7. Implications and Perspectives
The ability of LLM teams to self-organize and coordinate presents substantial opportunities for autonomous science, enterprise automation, and embodied agents. However, a core limitation persists: current self-organizing LLM teams, as evaluated in (Pappu et al., 1 Feb 2026), systematically underperform their best member due to a strong bias for integrative compromise—averaging views—rather than full expertise leveraging, especially as group size increases. This robustly distinguishes LLM collectives from elite human teams, where ad hoc deference to expertise is routine and necessary for strong synergy.

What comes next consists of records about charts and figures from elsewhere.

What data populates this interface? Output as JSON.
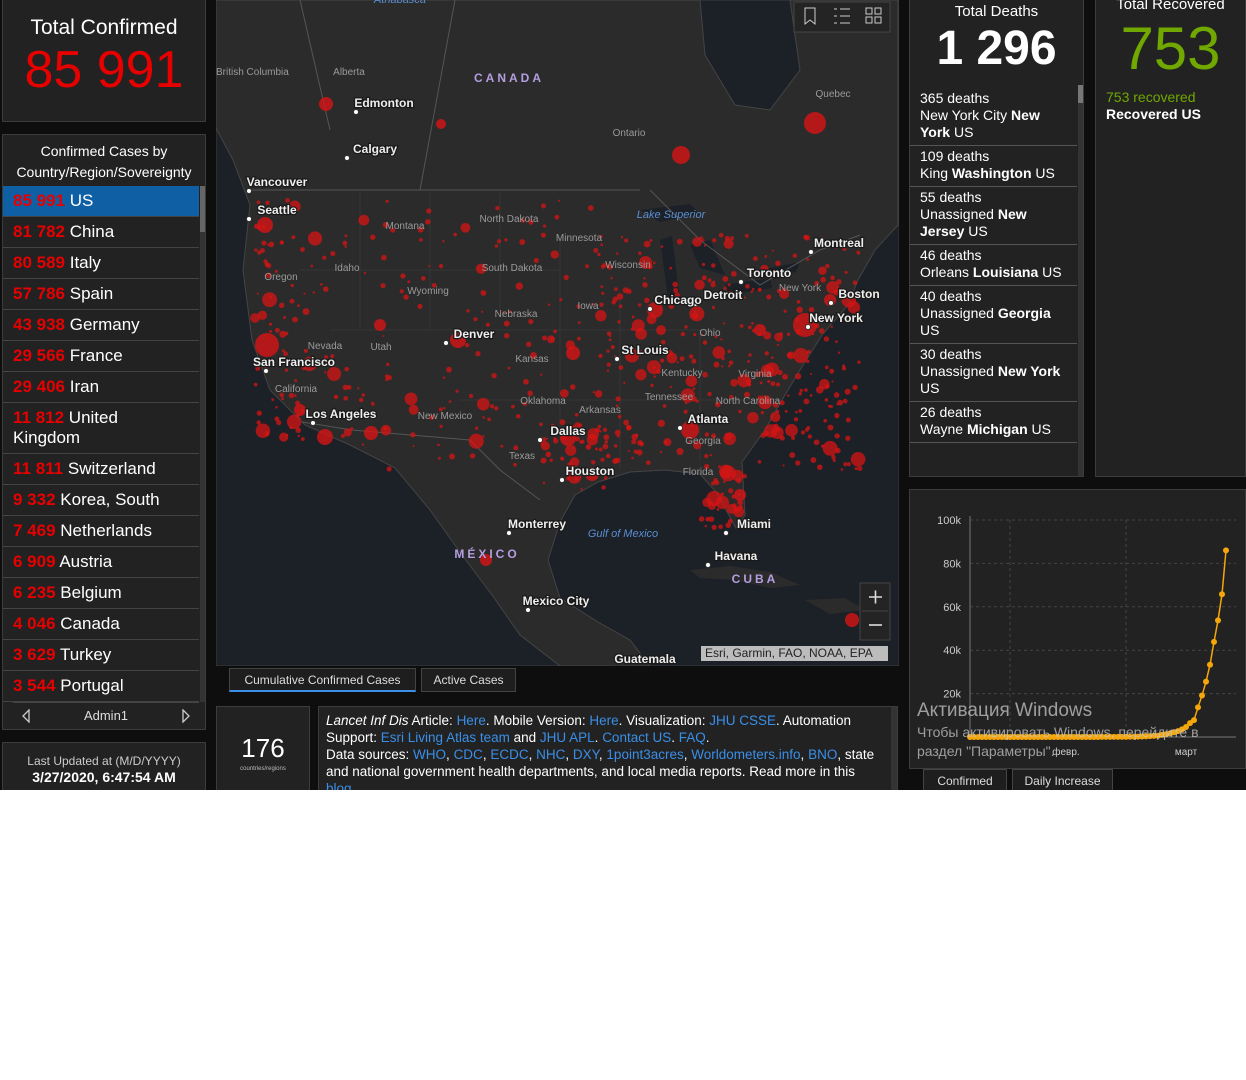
{
  "summary": {
    "title": "Total Confirmed",
    "value": "85 991"
  },
  "country_list": {
    "title": "Confirmed Cases by Country/Region/Sovereignty",
    "rows": [
      {
        "count": "85 991",
        "name": "US"
      },
      {
        "count": "81 782",
        "name": "China"
      },
      {
        "count": "80 589",
        "name": "Italy"
      },
      {
        "count": "57 786",
        "name": "Spain"
      },
      {
        "count": "43 938",
        "name": "Germany"
      },
      {
        "count": "29 566",
        "name": "France"
      },
      {
        "count": "29 406",
        "name": "Iran"
      },
      {
        "count": "11 812",
        "name": "United Kingdom"
      },
      {
        "count": "11 811",
        "name": "Switzerland"
      },
      {
        "count": "9 332",
        "name": "Korea, South"
      },
      {
        "count": "7 469",
        "name": "Netherlands"
      },
      {
        "count": "6 909",
        "name": "Austria"
      },
      {
        "count": "6 235",
        "name": "Belgium"
      },
      {
        "count": "4 046",
        "name": "Canada"
      },
      {
        "count": "3 629",
        "name": "Turkey"
      },
      {
        "count": "3 544",
        "name": "Portugal"
      }
    ],
    "footer": "Admin1"
  },
  "last_updated": {
    "label": "Last Updated at (M/D/YYYY)",
    "value": "3/27/2020, 6:47:54 AM"
  },
  "map": {
    "labels": [
      "Athabasca",
      "British Columbia",
      "Alberta",
      "CANADA",
      "Edmonton",
      "Quebec",
      "Ontario",
      "Calgary",
      "Vancouver",
      "Seattle",
      "Lake Superior",
      "North Dakota",
      "Montana",
      "Minnesota",
      "Montreal",
      "Wisconsin",
      "South Dakota",
      "Idaho",
      "Toronto",
      "Oregon",
      "New York",
      "Wyoming",
      "Boston",
      "Detroit",
      "Chicago",
      "Iowa",
      "Nebraska",
      "New York",
      "Ohio",
      "Denver",
      "Nevada",
      "Utah",
      "St Louis",
      "Kansas",
      "San Francisco",
      "Kentucky",
      "Virginia",
      "California",
      "Tennessee",
      "Oklahoma",
      "North Carolina",
      "Arkansas",
      "Los Angeles",
      "New Mexico",
      "Atlanta",
      "Dallas",
      "Georgia",
      "Texas",
      "Houston",
      "Florida",
      "Monterrey",
      "Miami",
      "Gulf of Mexico",
      "MÉXICO",
      "Havana",
      "CUBA",
      "Mexico City",
      "Guatemala"
    ],
    "attribution": "Esri, Garmin, FAO, NOAA, EPA",
    "tabs": [
      "Cumulative Confirmed Cases",
      "Active Cases"
    ]
  },
  "countries_count": {
    "value": "176",
    "label": "countries/regions"
  },
  "info": {
    "paragraphs": [
      [
        {
          "text": "Lancet Inf Dis",
          "italic": true
        },
        {
          "text": " Article: "
        },
        {
          "text": "Here",
          "link": true
        },
        {
          "text": ". Mobile Version: "
        },
        {
          "text": "Here",
          "link": true
        },
        {
          "text": ". Visualization: "
        },
        {
          "text": "JHU CSSE",
          "link": true
        },
        {
          "text": ". Automation Support: "
        },
        {
          "text": "Esri Living Atlas team",
          "link": true
        },
        {
          "text": " and "
        },
        {
          "text": "JHU APL",
          "link": true
        },
        {
          "text": ". "
        },
        {
          "text": "Contact US",
          "link": true
        },
        {
          "text": ". "
        },
        {
          "text": "FAQ",
          "link": true
        },
        {
          "text": "."
        }
      ],
      [
        {
          "text": "Data sources: "
        },
        {
          "text": "WHO",
          "link": true
        },
        {
          "text": ", "
        },
        {
          "text": "CDC",
          "link": true
        },
        {
          "text": ", "
        },
        {
          "text": "ECDC",
          "link": true
        },
        {
          "text": ", "
        },
        {
          "text": "NHC",
          "link": true
        },
        {
          "text": ", "
        },
        {
          "text": "DXY",
          "link": true
        },
        {
          "text": ", "
        },
        {
          "text": "1point3acres",
          "link": true
        },
        {
          "text": ", "
        },
        {
          "text": "Worldometers.info",
          "link": true
        },
        {
          "text": ", "
        },
        {
          "text": "BNO",
          "link": true
        },
        {
          "text": ", state and national government health departments, and local media reports.  Read more in this "
        },
        {
          "text": "blog",
          "link": true
        },
        {
          "text": "."
        }
      ]
    ]
  },
  "deaths": {
    "title": "Total Deaths",
    "value": "1 296",
    "rows": [
      {
        "count": "365 deaths",
        "admin2": "New York City",
        "state": "New York",
        "country": "US"
      },
      {
        "count": "109 deaths",
        "admin2": "King",
        "state": "Washington",
        "country": "US"
      },
      {
        "count": "55 deaths",
        "admin2": "Unassigned",
        "state": "New Jersey",
        "country": "US"
      },
      {
        "count": "46 deaths",
        "admin2": "Orleans",
        "state": "Louisiana",
        "country": "US"
      },
      {
        "count": "40 deaths",
        "admin2": "Unassigned",
        "state": "Georgia",
        "country": "US"
      },
      {
        "count": "30 deaths",
        "admin2": "Unassigned",
        "state": "New York",
        "country": "US"
      },
      {
        "count": "26 deaths",
        "admin2": "Wayne",
        "state": "Michigan",
        "country": "US"
      }
    ]
  },
  "recovered": {
    "title": "Total Recovered",
    "value": "753",
    "rows": [
      {
        "count": "753 recovered",
        "state": "Recovered",
        "country": "US"
      }
    ]
  },
  "chart_data": {
    "type": "line",
    "categories": [
      null,
      null,
      null,
      null,
      null,
      null,
      null,
      null,
      null,
      null,
      null,
      null,
      null,
      null,
      null,
      null,
      null,
      null,
      null,
      null,
      null,
      null,
      null,
      null,
      "февр.",
      null,
      null,
      null,
      null,
      null,
      null,
      null,
      null,
      null,
      null,
      null,
      null,
      null,
      null,
      null,
      null,
      null,
      null,
      null,
      null,
      null,
      null,
      null,
      null,
      null,
      null,
      null,
      null,
      null,
      "март",
      null,
      null,
      null,
      null,
      null,
      null,
      null,
      null,
      null,
      null
    ],
    "values": [
      1,
      1,
      2,
      2,
      5,
      5,
      5,
      5,
      5,
      7,
      8,
      8,
      11,
      11,
      11,
      11,
      11,
      11,
      11,
      11,
      12,
      12,
      13,
      13,
      13,
      13,
      13,
      13,
      13,
      13,
      15,
      15,
      15,
      51,
      51,
      57,
      58,
      60,
      68,
      74,
      98,
      118,
      149,
      217,
      262,
      402,
      518,
      583,
      959,
      1281,
      1663,
      2179,
      2726,
      3499,
      4632,
      6421,
      7786,
      13680,
      19101,
      25493,
      33276,
      43847,
      53740,
      65778,
      85991
    ],
    "color": "#f5a70a",
    "ylim": [
      0,
      100000
    ],
    "yticks": [
      {
        "value": 20000,
        "label": "20k"
      },
      {
        "value": 40000,
        "label": "40k"
      },
      {
        "value": 60000,
        "label": "60k"
      },
      {
        "value": 80000,
        "label": "80k"
      },
      {
        "value": 100000,
        "label": "100k"
      }
    ],
    "grid": true
  },
  "chart_tabs": [
    "Confirmed",
    "Daily Increase"
  ],
  "watermark": {
    "title": "Активация Windows",
    "text": "Чтобы активировать Windows, перейдите в раздел \"Параметры\"."
  }
}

Moving beyond these bottlenecks requires both architectural and training innovations: mechanisms for dynamic deference, experienced-driven reputation, hybrid deliberation/aggregation protocols, and feedback-rich communication evolution are all rich research directions. Addressing these will be critical for realizing truly synergistic, scalable, and resilient self-organizing LLM teams capable of outperforming their best member in complex, real-world domains (Pappu et al., 1 Feb 2026, Li et al., 8 Jun 2025, Liu et al., 29 May 2025, Furuya et al., 30 Oct 2025).